Court: Impaired drivers entitled to lawyer before taking alcohol - Hawaii News Now - KGMB and KHNL

Court: Impaired drivers entitled to lawyer before taking alcohol, drug test

(Image: Hawaii News Now) (Image: Hawaii News Now)
Attorney Jonathan Burge (Image: Hawaii News Now) Attorney Jonathan Burge (Image: Hawaii News Now)
Arkie Koehl, Mothers Against Drunk Driving (Image: Hawaii News Now) Arkie Koehl, Mothers Against Drunk Driving (Image: Hawaii News Now)
HONOLULU (HawaiiNewsNow) -

In a unanimous decision Friday, the Hawaii Supreme Court ruled that anyone pulled over for impaired driving has the right to speak with a lawyer before taking an alcohol or drug test. 

The decision is a blow to advocates, who say it could lead to fewer drunk driving prosecutions.

Jonathan Burge, the attorney who brought the case to the state Supreme Court, said an individual could ultimately refuse to take any test. But there are consequences.
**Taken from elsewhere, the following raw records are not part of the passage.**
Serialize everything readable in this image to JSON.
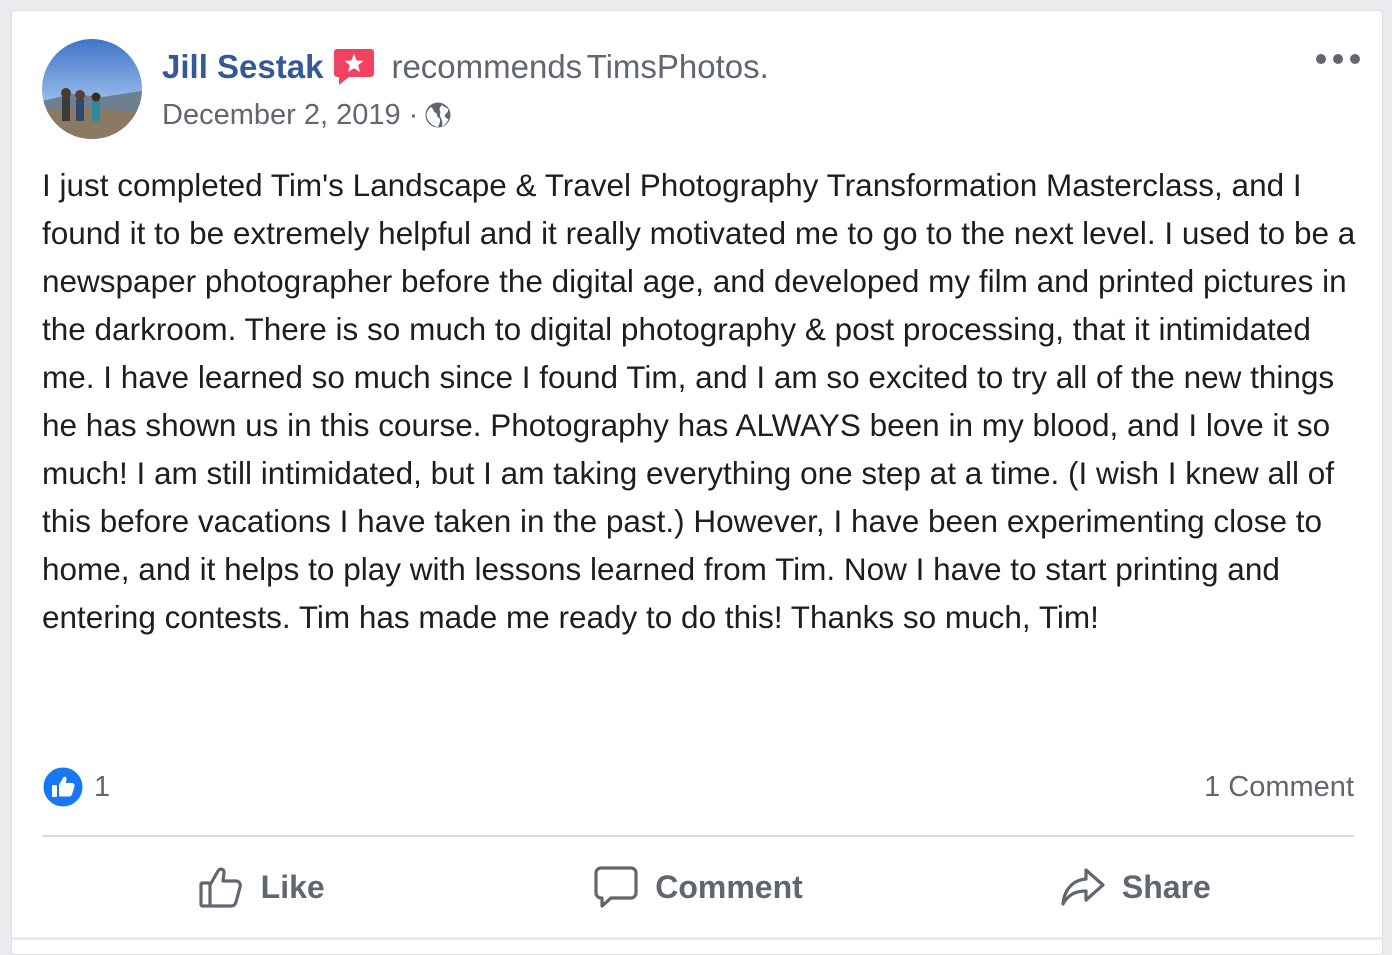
{
  "post": {
    "author": "Jill Sestak",
    "recommends_text": "recommends",
    "page_name": "TimsPhotos.",
    "date": "December 2, 2019",
    "separator": "·",
    "privacy_icon": "globe-icon",
    "menu_icon": "more-horizontal-icon",
    "badge_icon": "recommendation-star-icon",
    "body": "I just completed Tim's Landscape & Travel Photography Transformation Masterclass, and I found it to be extremely helpful and it really motivated me to go to the next level. I used to be a newspaper photographer before the digital age, and developed my film and printed pictures in the darkroom. There is so much to digital photography & post processing, that it intimidated me. I have learned so much since I found Tim, and I am so excited to try all of the new things he has shown us in this course. Photography has ALWAYS been in my blood, and I love it so much! I am still intimidated, but I am taking everything one step at a time. (I wish I knew all of this before vacations I have taken in the past.) However, I have been experimenting close to home, and it helps to play with lessons learned from Tim. Now I have to start printing and entering contests. Tim has made me ready to do this! Thanks so much, Tim!"
  },
  "stats": {
    "like_count": "1",
    "comments": "1 Comment"
  },
  "actions": {
    "like": "Like",
    "comment": "Comment",
    "share": "Share"
  },
  "colors": {
    "author_link": "#365899",
    "secondary_text": "#606770",
    "body_text": "#1c1e21",
    "like_blue": "#1877f2",
    "badge_red": "#f3425f"
  }
}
"I'd say this evidence will kill you if it comes in, but if you don't do it, you're going to have twice as long a license revocation and that's the decision you'll have to make," he said.d

The ruling throws out a common practice police officers have been doing for years -- telling drivers they weren't entitled to an attorney before submitting a blood or breath test.

Critics argue the ruling is a step backward in the fight against drunk drivers and the ruling could potentially throw out key evidence in criminal cases.

"If you ask for a lawyer and you try to telephone him and he's not available or you forget his number or you can't find someone, by the time you finally find someone the blood alcohol level in your system will have dissipated to the point where you are now sober," said Arkie Koehl, of Mother's Against Drunk Driving.

But Burge said the ruling is "easy to comply with."

"Officers are not going to like it and they'll kick and shout, but it's not the end of the world. I think it's better for people because you actually get to speak to a lawyer," he said.

The prosecutor's office did not comment on the ruling on Friday.